The detent should not be at 6 oclock. Check your half nut assembly.
 
After posting my original message I, again, removed the lead screw and checked the location of the detents. One was at approximately 12 O'Clock, another at 6 O'Clock, and still another at 8:30. Reasoning that someone had assembeled the half-nut lever up-side-down, I again took the half-nut assembly apart and reassembeled it with the nuts open at 6 O'Clock and closed at 8:30. This has NOT solved the problem: with the lead screw rotating, the cutting tool did not move. The half-nuts look to have very little wear. With the half-nuts removed from the assembly and useing my fingers to squeze them together over the lead screw produces a great deal of "purchase," In his advise to "Alanv," that I mentioned in my original post, "Robert D." suggested adjusting the half-nuts. I can find no adjustment. Any advise?
Grain914
 
I just took a look at the manual. Do the half nuts move when you rotate the lever? About the only things that can cause this is 1) a worn cam, 2) cam engage pins missing on the half nut, 3) worn half nuts.

If you don't already have one, here is a link to the manual. page 5.1 http://vintagemachinery.org/pubs/222/1924.pdf
 
Allan: thanks for the reference to the manual.
Yes. The half-nuts open and close when the half-nut-lever is moved.
When I posted that the two of the detents were at 6 O'Clock and 8:30 I was relying on my memory. Just for the recort they are at approximately 7:30 and 9 O'Clock.
All of the parts look good with very little wear. However with the half-nuts closed there is enough vertical "slop" the assembly so that I can slip the shank of a half-inch drill through them. Obviously this is bad since the lead screw mikes at almost exactly 0.500." The question is what to do about it. The pins look unworn as does the cam and the guide and the half-nuts seem to have very little wear.
Any ideas.
 
The only thing I can think of at this point is to ''assemble'' the whole mechanism in your hand and and see what position the cam is in when the pins are engaged and the half nuts are closed. It almost sounds like something is not made correctly, maybe those are aftermarket half nuts, or an aftermarket cam.

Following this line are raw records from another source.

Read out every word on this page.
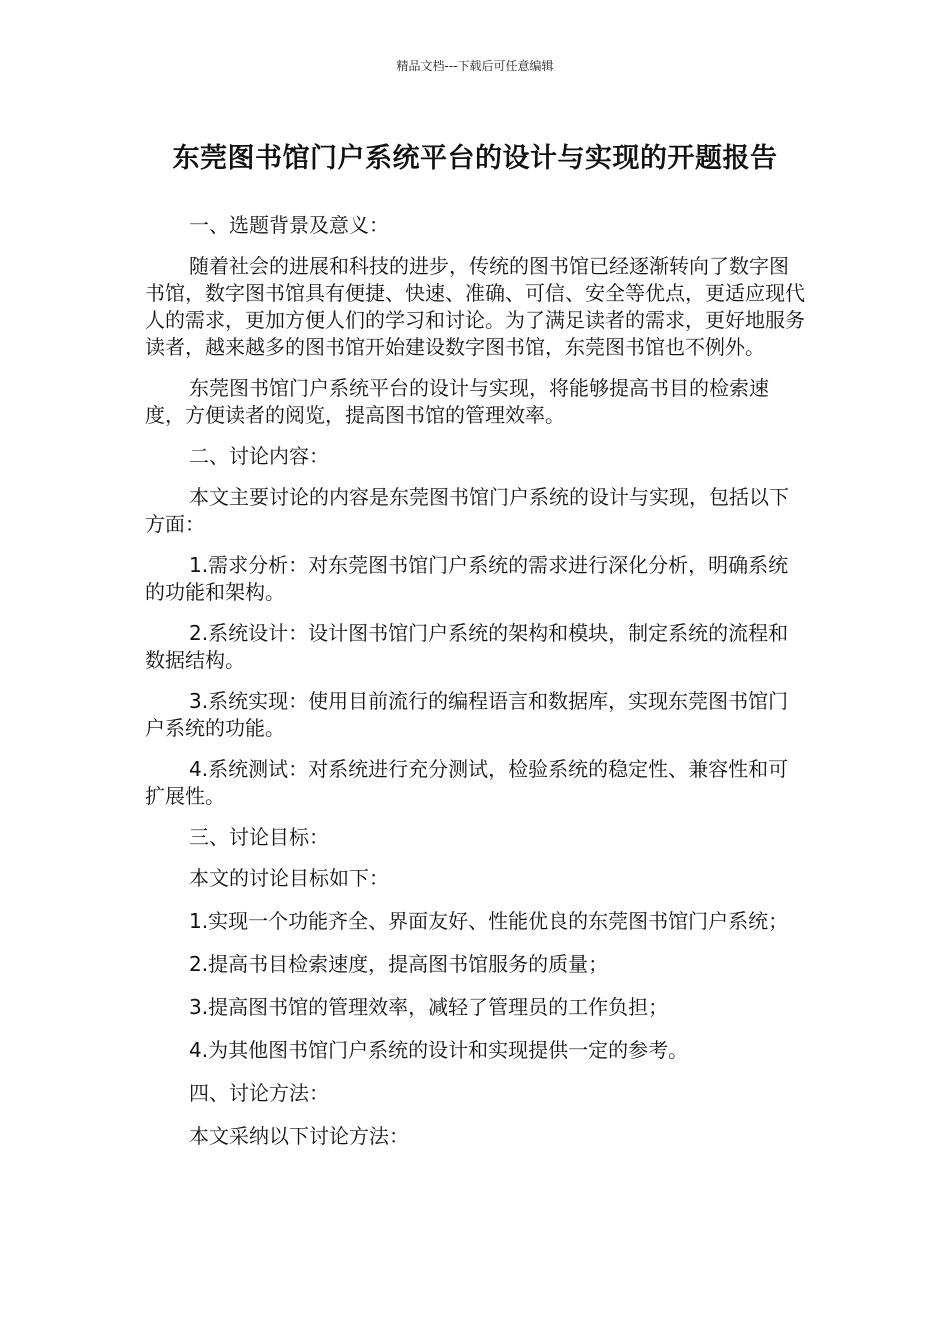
精品文档---下载后可任意编辑
东莞图书馆门户系统平台的设计与实现的开题报告

一、选题背景及意义：

随着社会的进展和科技的进步，传统的图书馆已经逐渐转向了数字图书馆，数字图书馆具有便捷、快速、准确、可信、安全等优点，更适应现代人的需求，更加方便人们的学习和讨论。为了满足读者的需求，更好地服务读者，越来越多的图书馆开始建设数字图书馆，东莞图书馆也不例外。

东莞图书馆门户系统平台的设计与实现，将能够提高书目的检索速度，方便读者的阅览，提高图书馆的管理效率。

二、讨论内容：

本文主要讨论的内容是东莞图书馆门户系统的设计与实现，包括以下方面：

1.需求分析：对东莞图书馆门户系统的需求进行深化分析，明确系统的功能和架构。

2.系统设计：设计图书馆门户系统的架构和模块，制定系统的流程和数据结构。

3.系统实现：使用目前流行的编程语言和数据库，实现东莞图书馆门户系统的功能。

4.系统测试：对系统进行充分测试，检验系统的稳定性、兼容性和可扩展性。

三、讨论目标：

本文的讨论目标如下：

1.实现一个功能齐全、界面友好、性能优良的东莞图书馆门户系统；

2.提高书目检索速度，提高图书馆服务的质量；

3.提高图书馆的管理效率，减轻了管理员的工作负担；

4.为其他图书馆门户系统的设计和实现提供一定的参考。

四、讨论方法：

本文采纳以下讨论方法：
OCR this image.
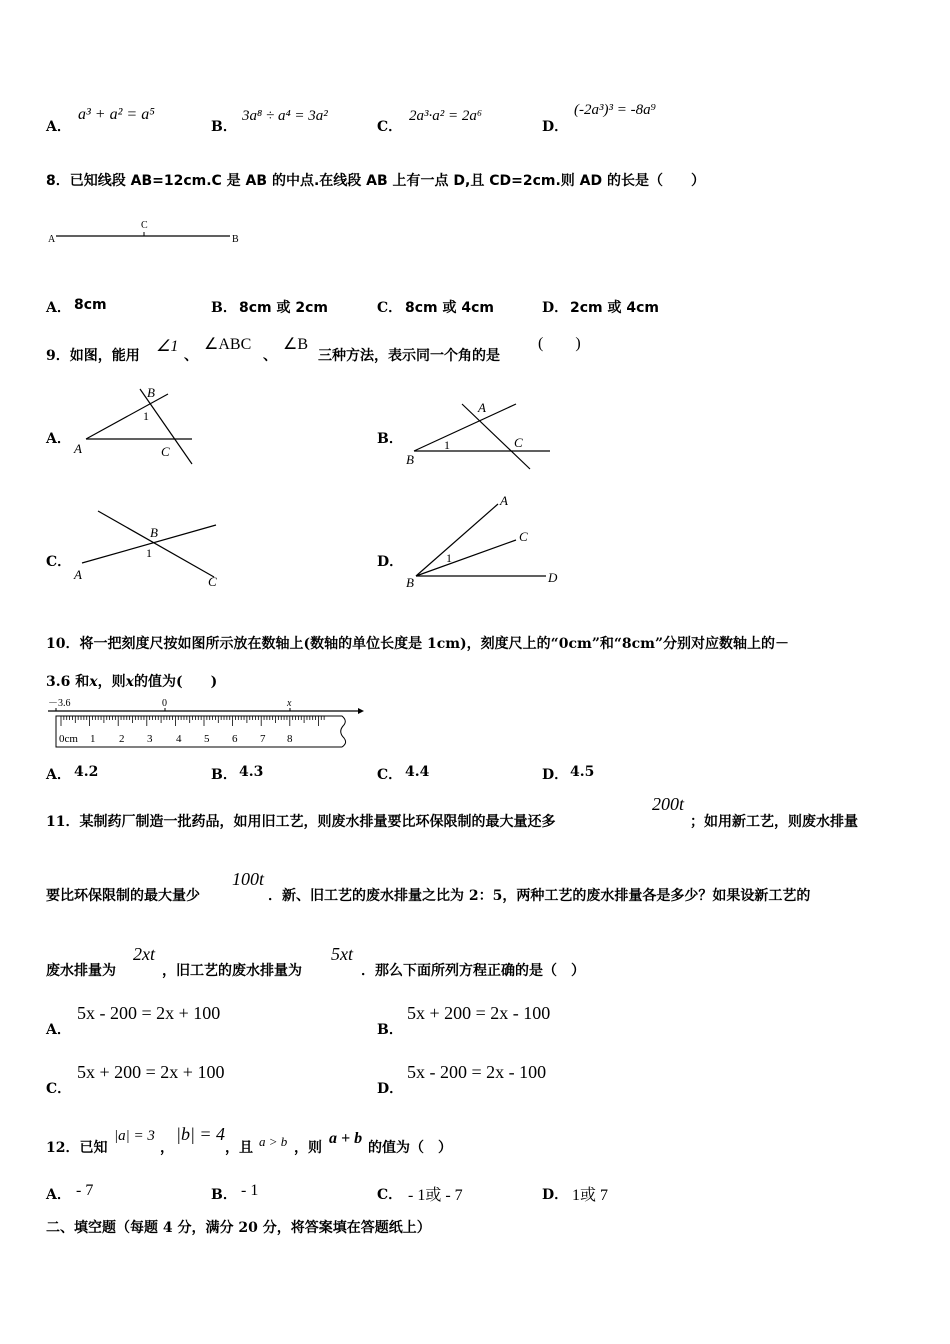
A．
a³ + a² = a⁵
B．
3a⁸ ÷ a⁴ = 3a²
C．
2a³·a² = 2a⁶
D．
(-2a³)³ = -8a⁹
8．已知线段 AB=12cm.C 是 AB 的中点.在线段 AB 上有一点 D,且 CD=2cm.则 AD 的长是（　　）
A
C
B
A． 8cm	B． 8cm 或 2cm	C． 8cm 或 4cm	D． 2cm 或 4cm
9．如图，能用
∠1
、
∠ABC
、
∠B
三种方法，表示同一个角的是
(　　)
A．
B
1
A	C
B．
A
1	C
B
C．
B
1
A	C
D．
A
C
1
B	D
10．将一把刻度尺按如图所示放在数轴上(数轴的单位长度是 1cm)，刻度尺上的“0cm”和“8cm”分别对应数轴上的－
3.6 和x，则x的值为(　　)
－3.6	0	x
0cm 1 2 3 4 5 6 7 8
A． 4.2	B． 4.3	C． 4.4	D． 4.5
11．某制药厂制造一批药品，如用旧工艺，则废水排量要比环保限制的最大量还多
200t
；如用新工艺，则废水排量
要比环保限制的最大量少
100t
．新、旧工艺的废水排量之比为 2：5，两种工艺的废水排量各是多少？如果设新工艺的
废水排量为
2xt
，旧工艺的废水排量为
5xt
．那么下面所列方程正确的是（　）
A．
5x - 200 = 2x + 100
B．
5x + 200 = 2x - 100
C．
5x + 200 = 2x + 100
D．
5x - 200 = 2x - 100
12．已知
|a| = 3
，
|b| = 4
，且 a > b ，则
a + b
的值为（　）
A． - 7	B． - 1	C． - 1或 - 7	D． 1或 7
二、填空题（每题 4 分，满分 20 分，将答案填在答题纸上）
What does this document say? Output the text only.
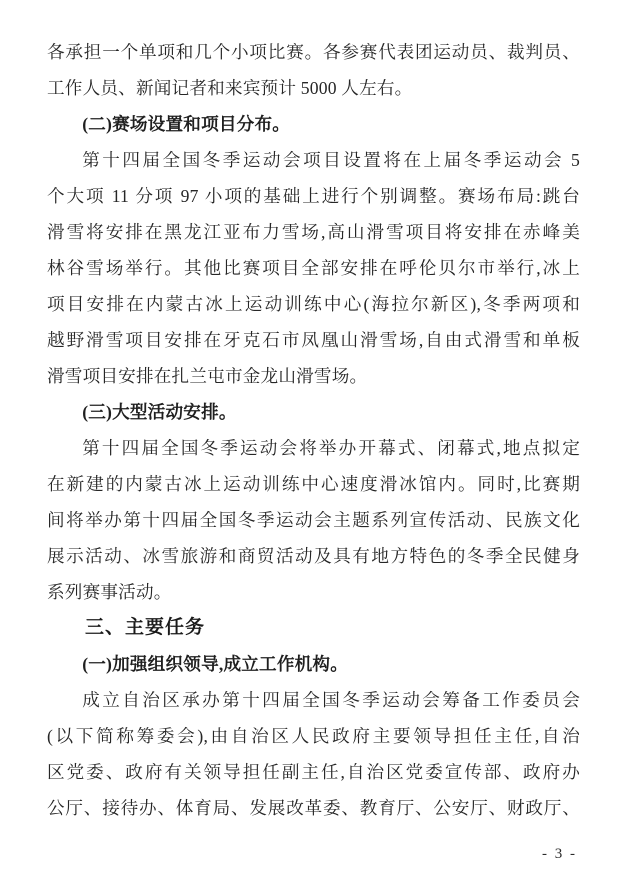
各承担一个单项和几个小项比赛。各参赛代表团运动员、裁判员、
工作人员、新闻记者和来宾预计 5000 人左右。
(二)赛场设置和项目分布。
第十四届全国冬季运动会项目设置将在上届冬季运动会 5
个大项 11 分项 97 小项的基础上进行个别调整。赛场布局:跳台
滑雪将安排在黑龙江亚布力雪场,高山滑雪项目将安排在赤峰美
林谷雪场举行。其他比赛项目全部安排在呼伦贝尔市举行,冰上
项目安排在内蒙古冰上运动训练中心(海拉尔新区),冬季两项和
越野滑雪项目安排在牙克石市凤凰山滑雪场,自由式滑雪和单板
滑雪项目安排在扎兰屯市金龙山滑雪场。
(三)大型活动安排。
第十四届全国冬季运动会将举办开幕式、闭幕式,地点拟定
在新建的内蒙古冰上运动训练中心速度滑冰馆内。同时,比赛期
间将举办第十四届全国冬季运动会主题系列宣传活动、民族文化
展示活动、冰雪旅游和商贸活动及具有地方特色的冬季全民健身
系列赛事活动。
三、主要任务
(一)加强组织领导,成立工作机构。
成立自治区承办第十四届全国冬季运动会筹备工作委员会
(以下简称筹委会),由自治区人民政府主要领导担任主任,自治
区党委、政府有关领导担任副主任,自治区党委宣传部、政府办
公厅、接待办、体育局、发展改革委、教育厅、公安厅、财政厅、
- 3 -
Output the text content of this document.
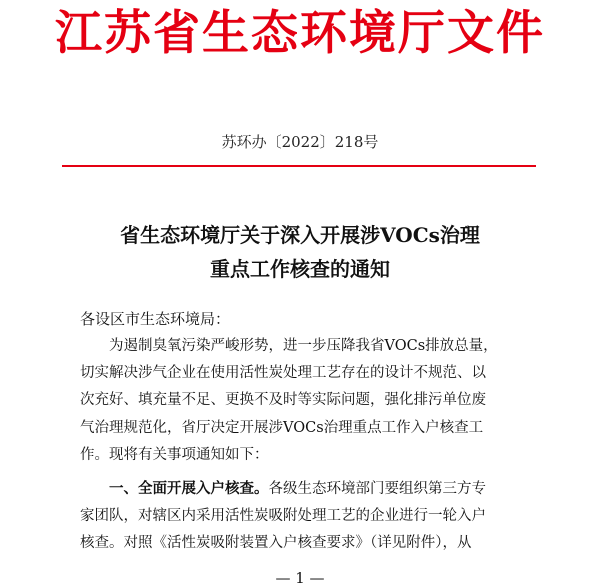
江苏省生态环境厅文件
苏环办〔2022〕218号
省生态环境厅关于深入开展涉VOCs治理
重点工作核查的通知
各设区市生态环境局：
为遏制臭氧污染严峻形势，进一步压降我省VOCs排放总量，
切实解决涉气企业在使用活性炭处理工艺存在的设计不规范、以
次充好、填充量不足、更换不及时等实际问题，强化排污单位废
气治理规范化，省厅决定开展涉VOCs治理重点工作入户核查工
作。现将有关事项通知如下：
一、全面开展入户核查。各级生态环境部门要组织第三方专
家团队，对辖区内采用活性炭吸附处理工艺的企业进行一轮入户
核查。对照《活性炭吸附装置入户核查要求》（详见附件），从
— 1 —
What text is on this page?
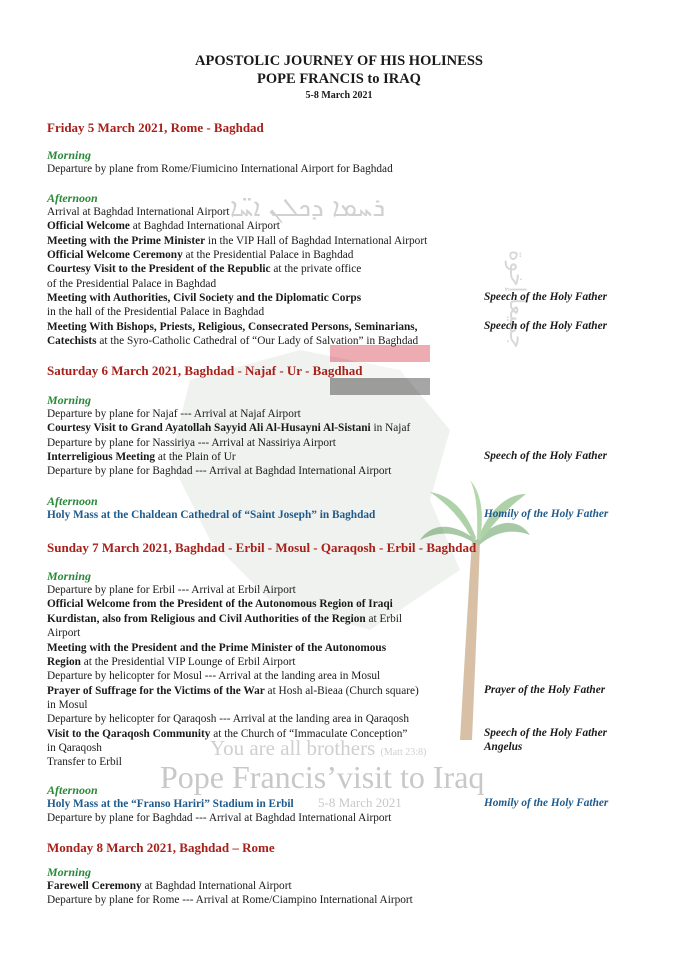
ܪܚܡܐ ܕܟܠܢ ܐܚ̈ܐ
ﺟﻤﻴﻌﺎ ﺇﺧﻮﺓ
You are all brothers (Matt 23:8)
Pope Francis’visit to Iraq
5-8 March 2021
APOSTOLIC JOURNEY OF HIS HOLINESS
POPE FRANCIS to IRAQ
5-8 March 2021
Friday 5 March 2021, Rome - Baghdad
Morning
Departure by plane from Rome/Fiumicino International Airport for Baghdad
Afternoon
Arrival at Baghdad International Airport
Official Welcome at Baghdad International Airport
Meeting with the Prime Minister in the VIP Hall of Baghdad International Airport
Official Welcome Ceremony at the Presidential Palace in Baghdad
Courtesy Visit to the President of the Republic at the private office
of the Presidential Palace in Baghdad
Meeting with Authorities, Civil Society and the Diplomatic Corps
in the hall of the Presidential Palace in Baghdad
Meeting With Bishops, Priests, Religious, Consecrated Persons, Seminarians,
Catechists at the Syro-Catholic Cathedral of “Our Lady of Salvation” in Baghdad
Speech of the Holy Father
Speech of the Holy Father
Saturday 6 March 2021, Baghdad - Najaf - Ur - Bagdhad
Morning
Departure by plane for Najaf --- Arrival at Najaf Airport
Courtesy Visit to Grand Ayatollah Sayyid Ali Al-Husayni Al-Sistani in Najaf
Departure by plane for Nassiriya --- Arrival at Nassiriya Airport
Interreligious Meeting at the Plain of Ur
Departure by plane for Baghdad --- Arrival at Baghdad International Airport
Speech of the Holy Father
Afternoon
Holy Mass at the Chaldean Cathedral of “Saint Joseph” in Baghdad	Homily of the Holy Father
Sunday 7 March 2021, Baghdad - Erbil - Mosul - Qaraqosh - Erbil - Baghdad
Morning
Departure by plane for Erbil --- Arrival at Erbil Airport
Official Welcome from the President of the Autonomous Region of Iraqi
Kurdistan, also from Religious and Civil Authorities of the Region at Erbil
Airport
Meeting with the President and the Prime Minister of the Autonomous
Region at the Presidential VIP Lounge of Erbil Airport
Departure by helicopter for Mosul --- Arrival at the landing area in Mosul
Prayer of Suffrage for the Victims of the War at Hosh al-Bieaa (Church square)
in Mosul
Departure by helicopter for Qaraqosh --- Arrival at the landing area in Qaraqosh
Visit to the Qaraqosh Community at the Church of “Immaculate Conception”
in Qaraqosh
Transfer to Erbil
Prayer of the Holy Father
Speech of the Holy Father
Angelus
Afternoon
Holy Mass at the “Franso Hariri” Stadium in Erbil
Departure by plane for Baghdad --- Arrival at Baghdad International Airport
Homily of the Holy Father
Monday 8 March 2021, Baghdad – Rome
Morning
Farewell Ceremony at Baghdad International Airport
Departure by plane for Rome --- Arrival at Rome/Ciampino International Airport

When in the closed position, the half nuts should be pretty much together.
 
Does the half nuts have a # on them if so make shure the are the right ones. And not for the larger ones for a 3/4" lead screw.
 
I'm puzzled why your handle wants to lock in at the six o'clock position. It's almost like something is out of sync by about 90 degrees. On my 618 I have full-open nuts with handle at about 1:30, and full-closed and locked onto the lead screw at 3:00. Here's a picture I took of mine from the back side before I pulled it apart one time. It might help to narrow down if whoever owned the machine before put things together in the proper orientation. At least you could take one thing out of the list of variables.

-frank

image.jpg image.jpg
 
Thanks kd4gij, JimDawson, and frankist for you help.
While looking for parts on eBay, I encountered a picture of a half-nut-cam, lever, and what appears to be a shim/washer. Checking the depth of the half-nut-cam lever recess in my carriage and the thickness of my half-nut-cam showed a 0.020 inch difference. All I could find in my scrap box was a 0.016 piece of brass from which I made a shim. The bottom half-nut is now rock solid and the top half-nut has significantly less "slop" tha before.
This shim is not shown in the Craftsman manual; but neither is the very short, headless screw that holds the detent ball and spring from falling out the bottom of the carriage.
I have not yet tested the lathe; but I believe the problem is solved.
Grain914
 
I ended up shimming mine too and seemed to solve the problem.

I know there is some wear in the nuts and the screw too but dimming it seemed to take the play out and tighten everything up.